September 11, 2018
A Lesson in Value-Based Payments from Across the Pond
If you paid your kids to clean their rooms and keep them clean, would they? If you stopped paying them, would they keep cleaning their rooms because they realized that having a clean room is a good thing to do anyway? If so, you could use that money to incent them to do something else like cut the grass?
That’s basically what researchers from the National Institute for Health and Care Excellence, University of Cambridge and the University of Dundee—all in the United Kingdom—wanted to know about paying doctors in England to meet certain quality-of-care indicators. And what they learned could be a lesson for payers here who want their value-based reimbursement schemes to lead to sustainable changes in physician behaviors.
The researchers reported what they learned in the Sept. 6 issue of the New England Journal of Medicine, which you can read here.
The researchers studied 18 of 121 quality measure that are part of the National Health Service’s Quality and Outcomes Framework, or QOF, that began in 2004. Under the QOF, the NHS reimburses primary-care practices, or PCPs, a little extra for meeting the measures.
In 2014, the NHS stopped paying incentives to meet 12 of the 18 quality measures and used that money to pay all doctors a little more. It kept paying incentives to PCPs to meet the other six quality measures.

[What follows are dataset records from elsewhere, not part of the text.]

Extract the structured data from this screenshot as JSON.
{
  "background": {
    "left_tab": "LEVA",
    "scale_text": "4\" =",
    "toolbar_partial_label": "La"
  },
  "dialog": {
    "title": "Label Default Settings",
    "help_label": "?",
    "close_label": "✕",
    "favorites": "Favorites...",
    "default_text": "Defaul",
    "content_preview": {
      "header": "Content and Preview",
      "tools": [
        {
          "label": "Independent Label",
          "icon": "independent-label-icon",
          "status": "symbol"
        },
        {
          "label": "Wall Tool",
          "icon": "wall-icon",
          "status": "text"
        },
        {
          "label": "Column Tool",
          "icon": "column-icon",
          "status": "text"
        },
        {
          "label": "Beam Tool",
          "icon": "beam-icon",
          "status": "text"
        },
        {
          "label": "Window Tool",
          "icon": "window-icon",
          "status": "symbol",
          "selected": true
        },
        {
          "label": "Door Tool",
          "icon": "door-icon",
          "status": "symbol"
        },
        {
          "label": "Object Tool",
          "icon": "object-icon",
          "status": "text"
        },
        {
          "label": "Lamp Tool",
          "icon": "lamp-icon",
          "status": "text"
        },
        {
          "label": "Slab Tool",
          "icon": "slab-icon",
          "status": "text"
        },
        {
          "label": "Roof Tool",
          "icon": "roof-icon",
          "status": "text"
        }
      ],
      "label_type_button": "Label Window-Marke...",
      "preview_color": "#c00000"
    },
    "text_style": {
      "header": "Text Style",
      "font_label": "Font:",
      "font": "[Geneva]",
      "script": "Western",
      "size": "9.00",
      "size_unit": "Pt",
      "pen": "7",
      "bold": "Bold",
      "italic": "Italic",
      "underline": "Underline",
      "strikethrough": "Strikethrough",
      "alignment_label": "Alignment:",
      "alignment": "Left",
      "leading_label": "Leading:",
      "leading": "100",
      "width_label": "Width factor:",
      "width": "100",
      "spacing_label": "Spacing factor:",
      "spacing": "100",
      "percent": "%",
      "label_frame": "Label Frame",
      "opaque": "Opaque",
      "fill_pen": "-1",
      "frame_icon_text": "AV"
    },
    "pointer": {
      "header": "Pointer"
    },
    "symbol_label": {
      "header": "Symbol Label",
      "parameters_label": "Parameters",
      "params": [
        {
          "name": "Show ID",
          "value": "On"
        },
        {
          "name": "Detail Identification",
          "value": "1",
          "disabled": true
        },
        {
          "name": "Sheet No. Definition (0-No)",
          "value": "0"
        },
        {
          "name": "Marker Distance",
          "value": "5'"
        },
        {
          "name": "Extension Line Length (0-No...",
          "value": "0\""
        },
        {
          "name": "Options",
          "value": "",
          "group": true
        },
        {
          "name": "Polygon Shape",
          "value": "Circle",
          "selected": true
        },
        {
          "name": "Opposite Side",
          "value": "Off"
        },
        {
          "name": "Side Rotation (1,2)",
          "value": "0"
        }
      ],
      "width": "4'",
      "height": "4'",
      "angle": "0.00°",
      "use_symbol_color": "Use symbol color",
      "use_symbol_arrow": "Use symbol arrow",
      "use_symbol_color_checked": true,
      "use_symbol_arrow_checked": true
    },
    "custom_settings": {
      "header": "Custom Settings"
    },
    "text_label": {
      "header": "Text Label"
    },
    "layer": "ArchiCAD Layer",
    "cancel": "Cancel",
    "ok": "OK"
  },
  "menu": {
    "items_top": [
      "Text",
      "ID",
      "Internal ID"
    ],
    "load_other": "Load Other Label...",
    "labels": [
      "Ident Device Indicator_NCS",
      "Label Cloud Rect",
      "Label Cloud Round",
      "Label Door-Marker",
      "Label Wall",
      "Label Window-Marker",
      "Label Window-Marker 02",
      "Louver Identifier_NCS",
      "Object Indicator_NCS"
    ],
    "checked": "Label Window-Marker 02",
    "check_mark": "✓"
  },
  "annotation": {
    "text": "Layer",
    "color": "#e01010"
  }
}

The researchers wanted to know how the end of financial incentives to meet the 12 quality measures affected the behaviors of the PCPs and compare those behaviors with those on the other six measures whose financial incentives didn’t end. The researchers looked at changes in behaviors one year out, two years out and three years out. Their study pool was 2,819 PCPs in England who care for more than 20 million patients.
Any guesses before I tell you what they found and reported in their published research?
Analyzing data in the patients’ EMRs, the researchers found that a large percentage of the PCPs stopped performing—or at least failed to document—the services needed to meet the 12 quality measures. The declines happened immediately the first year after the incentives vanished and stayed there for the next two years.
The biggest drop was in lifestyle counseling for patients with high blood pressure. Some 80.1 percent of the PCPs documented that they were doing that before the incentive went away. That dropped to 17.8 percent the first year after the incentive went away.
The researchers found little change in the behaviors of PCPs on the six measures for which the payment incentives continued. For example, in 2014, 93.2 percent of the PCPs said they gave smoking-cessation advice to smokers with chronic medical conditions. By 2017, that was up to 94.1 percent.
The researchers acknowledged that the PCPs may have continued to provide the services to patients on the 12 quality measures but stopped documenting the services in the patients’ EMRs because there no longer was a reason to prove that they did them. That may be true.
So you have one of three possibilities. Either a large percentage of the doctors stopped providing the 12 services to patients because there wasn’t any extra money in it for them. Or, a large percentage of the doctors stopped documenting the services because there wasn’t any financial reason to do so. Or, a mix of the first two possibilities.
Here’s what the researchers concluded: “The decline probably reflected changes in EMR documentation, but declines on measures involving laboratory testing suggest that incentive removal also changed the care delivered.” And their advice to payers? “At a minimum, payers planning to remove incentives should monitor the quality of care after removal,” they said.
Most doctors want to do right by their patients. Each time I see my internist, he tells me to stop smoking and lose weight no matter what ailment prompted me to make an appointment. When I tell him that I don’t smoke and never have, he tells me to lose weight. I doubt if he checks those boxes off in my EMR.
So if you want doctors to provide prevention and wellness services to patients, incentivize them. And if you want them to check those boxes off in patients’ EMRs to prove that they provided those services, you may have to pay them to do that, too. If not, it’s just unreimbursed busywork.
That’s how markets work, and medicine is no different.